When image-based models use these for training it pairs the values in space with image representations of them, to establish 'a <bear> [animal] looks like this'. Once trained, if the user prompts for a semantically similar animal it wasn't trained on with images then it may try to pull the representation of the bear since it's nearest to it in the vector space.
This video is a good, semi-detailed explainer on vector searching and how its broken into pieces to find semantic meaning (I've likely forgotten some details it touches on):
View: https://www.youtube.com/watch?v=YDdKiQNw80c
Again, all baked into the algorithm (especially for LLMs) unless also kept separately as sidecar/reference data.
Think of all the times the word 'the' or 'a' is used in the dictionary, for explaining definitions aside from their own entries - now imagine like when you crossout similar numbers in math/equations if you could just have 1 entry/symbol for all the 'the's and 'a's across the whole dictionary, how much you could slim/compress the dictionary down to.

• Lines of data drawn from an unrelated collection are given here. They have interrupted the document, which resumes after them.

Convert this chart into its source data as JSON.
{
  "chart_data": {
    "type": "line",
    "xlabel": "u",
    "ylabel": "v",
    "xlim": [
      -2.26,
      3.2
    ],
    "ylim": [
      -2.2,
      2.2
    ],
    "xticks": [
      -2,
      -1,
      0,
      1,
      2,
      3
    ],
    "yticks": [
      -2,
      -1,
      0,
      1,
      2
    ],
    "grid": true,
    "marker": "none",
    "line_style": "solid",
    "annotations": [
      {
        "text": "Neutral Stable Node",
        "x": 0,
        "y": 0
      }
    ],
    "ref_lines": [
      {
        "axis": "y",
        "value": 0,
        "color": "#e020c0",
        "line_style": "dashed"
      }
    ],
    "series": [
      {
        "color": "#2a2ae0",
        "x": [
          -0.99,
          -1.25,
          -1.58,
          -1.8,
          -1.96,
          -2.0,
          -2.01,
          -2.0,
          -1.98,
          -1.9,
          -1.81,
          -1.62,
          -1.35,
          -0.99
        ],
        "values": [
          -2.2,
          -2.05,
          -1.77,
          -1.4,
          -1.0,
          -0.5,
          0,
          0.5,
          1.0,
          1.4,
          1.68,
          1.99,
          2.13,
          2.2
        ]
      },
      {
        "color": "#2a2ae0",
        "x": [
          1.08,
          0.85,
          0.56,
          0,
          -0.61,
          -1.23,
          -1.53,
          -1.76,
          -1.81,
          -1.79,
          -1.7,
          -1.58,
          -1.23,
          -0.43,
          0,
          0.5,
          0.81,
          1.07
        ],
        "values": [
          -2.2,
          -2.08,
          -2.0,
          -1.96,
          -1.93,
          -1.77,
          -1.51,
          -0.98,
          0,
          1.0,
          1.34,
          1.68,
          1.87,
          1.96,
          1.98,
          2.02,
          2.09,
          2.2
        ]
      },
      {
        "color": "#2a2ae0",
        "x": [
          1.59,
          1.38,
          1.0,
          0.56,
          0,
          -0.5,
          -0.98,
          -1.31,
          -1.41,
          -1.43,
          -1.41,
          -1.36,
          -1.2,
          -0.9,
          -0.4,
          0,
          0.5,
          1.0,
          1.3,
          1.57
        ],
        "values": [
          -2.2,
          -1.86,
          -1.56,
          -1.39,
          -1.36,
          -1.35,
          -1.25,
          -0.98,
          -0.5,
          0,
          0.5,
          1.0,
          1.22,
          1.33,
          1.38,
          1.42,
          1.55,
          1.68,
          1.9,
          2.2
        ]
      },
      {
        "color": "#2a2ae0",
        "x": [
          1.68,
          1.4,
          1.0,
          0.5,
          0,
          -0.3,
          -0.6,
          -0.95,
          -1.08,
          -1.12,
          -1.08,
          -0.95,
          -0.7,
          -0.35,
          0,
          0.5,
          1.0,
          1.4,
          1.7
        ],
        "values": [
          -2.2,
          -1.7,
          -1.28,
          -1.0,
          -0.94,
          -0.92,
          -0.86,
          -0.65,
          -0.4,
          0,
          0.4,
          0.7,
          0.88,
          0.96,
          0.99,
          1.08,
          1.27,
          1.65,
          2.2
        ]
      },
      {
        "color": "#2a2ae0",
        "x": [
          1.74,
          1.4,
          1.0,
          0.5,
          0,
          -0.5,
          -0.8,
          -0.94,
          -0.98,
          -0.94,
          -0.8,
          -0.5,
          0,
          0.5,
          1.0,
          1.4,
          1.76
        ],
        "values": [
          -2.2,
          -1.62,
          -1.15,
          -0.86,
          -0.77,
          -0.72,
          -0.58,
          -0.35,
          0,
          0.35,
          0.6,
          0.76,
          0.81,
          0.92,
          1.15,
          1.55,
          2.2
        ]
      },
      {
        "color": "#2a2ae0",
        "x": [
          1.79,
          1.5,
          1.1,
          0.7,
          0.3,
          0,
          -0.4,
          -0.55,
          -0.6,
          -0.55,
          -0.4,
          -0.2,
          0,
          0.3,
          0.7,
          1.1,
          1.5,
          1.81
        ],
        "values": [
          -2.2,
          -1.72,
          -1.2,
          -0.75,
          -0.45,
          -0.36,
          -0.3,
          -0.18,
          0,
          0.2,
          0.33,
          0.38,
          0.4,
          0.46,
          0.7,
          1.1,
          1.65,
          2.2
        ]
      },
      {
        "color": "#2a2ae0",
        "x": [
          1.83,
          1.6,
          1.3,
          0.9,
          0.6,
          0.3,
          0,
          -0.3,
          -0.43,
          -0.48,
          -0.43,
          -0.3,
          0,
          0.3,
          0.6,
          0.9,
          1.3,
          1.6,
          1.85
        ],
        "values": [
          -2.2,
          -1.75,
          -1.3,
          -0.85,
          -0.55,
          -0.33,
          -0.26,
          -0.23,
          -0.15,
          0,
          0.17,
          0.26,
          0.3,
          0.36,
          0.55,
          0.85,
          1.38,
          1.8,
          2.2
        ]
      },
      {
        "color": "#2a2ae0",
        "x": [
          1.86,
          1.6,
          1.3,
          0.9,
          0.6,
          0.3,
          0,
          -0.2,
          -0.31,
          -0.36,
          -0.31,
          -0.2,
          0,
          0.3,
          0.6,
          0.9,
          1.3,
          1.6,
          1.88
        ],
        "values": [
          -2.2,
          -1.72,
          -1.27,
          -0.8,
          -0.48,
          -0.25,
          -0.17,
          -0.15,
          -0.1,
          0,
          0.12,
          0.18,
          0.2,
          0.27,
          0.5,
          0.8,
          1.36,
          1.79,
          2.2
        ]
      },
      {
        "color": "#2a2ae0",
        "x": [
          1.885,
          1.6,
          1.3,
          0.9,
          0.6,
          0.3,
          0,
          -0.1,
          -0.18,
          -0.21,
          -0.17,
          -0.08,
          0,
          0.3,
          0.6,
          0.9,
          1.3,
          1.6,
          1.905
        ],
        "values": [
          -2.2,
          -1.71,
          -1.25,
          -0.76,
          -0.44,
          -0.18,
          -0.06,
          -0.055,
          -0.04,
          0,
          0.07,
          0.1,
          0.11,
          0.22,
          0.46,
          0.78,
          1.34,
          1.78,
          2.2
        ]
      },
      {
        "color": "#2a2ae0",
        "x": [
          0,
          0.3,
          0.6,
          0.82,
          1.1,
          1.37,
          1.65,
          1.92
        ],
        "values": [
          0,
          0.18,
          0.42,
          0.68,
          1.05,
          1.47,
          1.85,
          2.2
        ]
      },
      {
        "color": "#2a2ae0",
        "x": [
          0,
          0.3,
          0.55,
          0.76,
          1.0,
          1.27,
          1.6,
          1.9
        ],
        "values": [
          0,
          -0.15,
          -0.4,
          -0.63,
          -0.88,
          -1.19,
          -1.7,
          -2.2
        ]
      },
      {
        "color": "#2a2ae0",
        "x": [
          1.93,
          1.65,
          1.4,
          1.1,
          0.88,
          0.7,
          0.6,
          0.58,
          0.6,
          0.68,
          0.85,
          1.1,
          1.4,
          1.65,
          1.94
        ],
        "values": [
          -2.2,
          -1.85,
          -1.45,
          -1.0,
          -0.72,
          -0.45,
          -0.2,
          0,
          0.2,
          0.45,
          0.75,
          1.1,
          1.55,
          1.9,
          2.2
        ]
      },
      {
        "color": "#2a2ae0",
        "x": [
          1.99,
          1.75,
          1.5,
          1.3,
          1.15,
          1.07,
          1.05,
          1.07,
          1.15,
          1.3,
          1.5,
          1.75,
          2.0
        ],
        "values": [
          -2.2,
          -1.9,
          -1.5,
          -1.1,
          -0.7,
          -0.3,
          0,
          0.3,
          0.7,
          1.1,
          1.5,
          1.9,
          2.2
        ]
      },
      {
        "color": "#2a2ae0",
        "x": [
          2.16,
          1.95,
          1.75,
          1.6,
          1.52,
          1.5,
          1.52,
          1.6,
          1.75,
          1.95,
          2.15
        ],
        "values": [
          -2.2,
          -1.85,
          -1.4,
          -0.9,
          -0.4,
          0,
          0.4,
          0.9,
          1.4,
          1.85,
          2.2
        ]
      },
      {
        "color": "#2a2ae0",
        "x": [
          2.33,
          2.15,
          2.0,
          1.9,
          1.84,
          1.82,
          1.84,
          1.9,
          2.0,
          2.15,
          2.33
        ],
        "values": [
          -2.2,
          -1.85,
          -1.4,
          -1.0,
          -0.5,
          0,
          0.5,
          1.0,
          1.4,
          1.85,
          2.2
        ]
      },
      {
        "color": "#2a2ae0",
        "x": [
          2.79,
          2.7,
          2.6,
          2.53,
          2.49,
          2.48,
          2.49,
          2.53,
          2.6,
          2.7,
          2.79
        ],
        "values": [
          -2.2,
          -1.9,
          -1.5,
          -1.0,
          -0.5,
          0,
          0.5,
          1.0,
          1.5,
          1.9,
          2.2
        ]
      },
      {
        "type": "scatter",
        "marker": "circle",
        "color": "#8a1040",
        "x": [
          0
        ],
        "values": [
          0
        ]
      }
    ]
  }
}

That's what the algorithm/model is and consists of and what is done during training - look at 'all this data’ on whatever and everything it is your training it for - language and definitions and syntax and grammar etc in the case of LLMs - and it finds all the commonalities/similar numbers it can cross out, but across larger spans and patterns than you or I can I imagine/find, and not just for words as mentioned but for sentences, grammatic/syntax rules etc etc which is also part of/within a dictionary as it's used to define/explain things - and all reduced down - so that both yes and no - there is and isn't an entire dictionary within your LLM.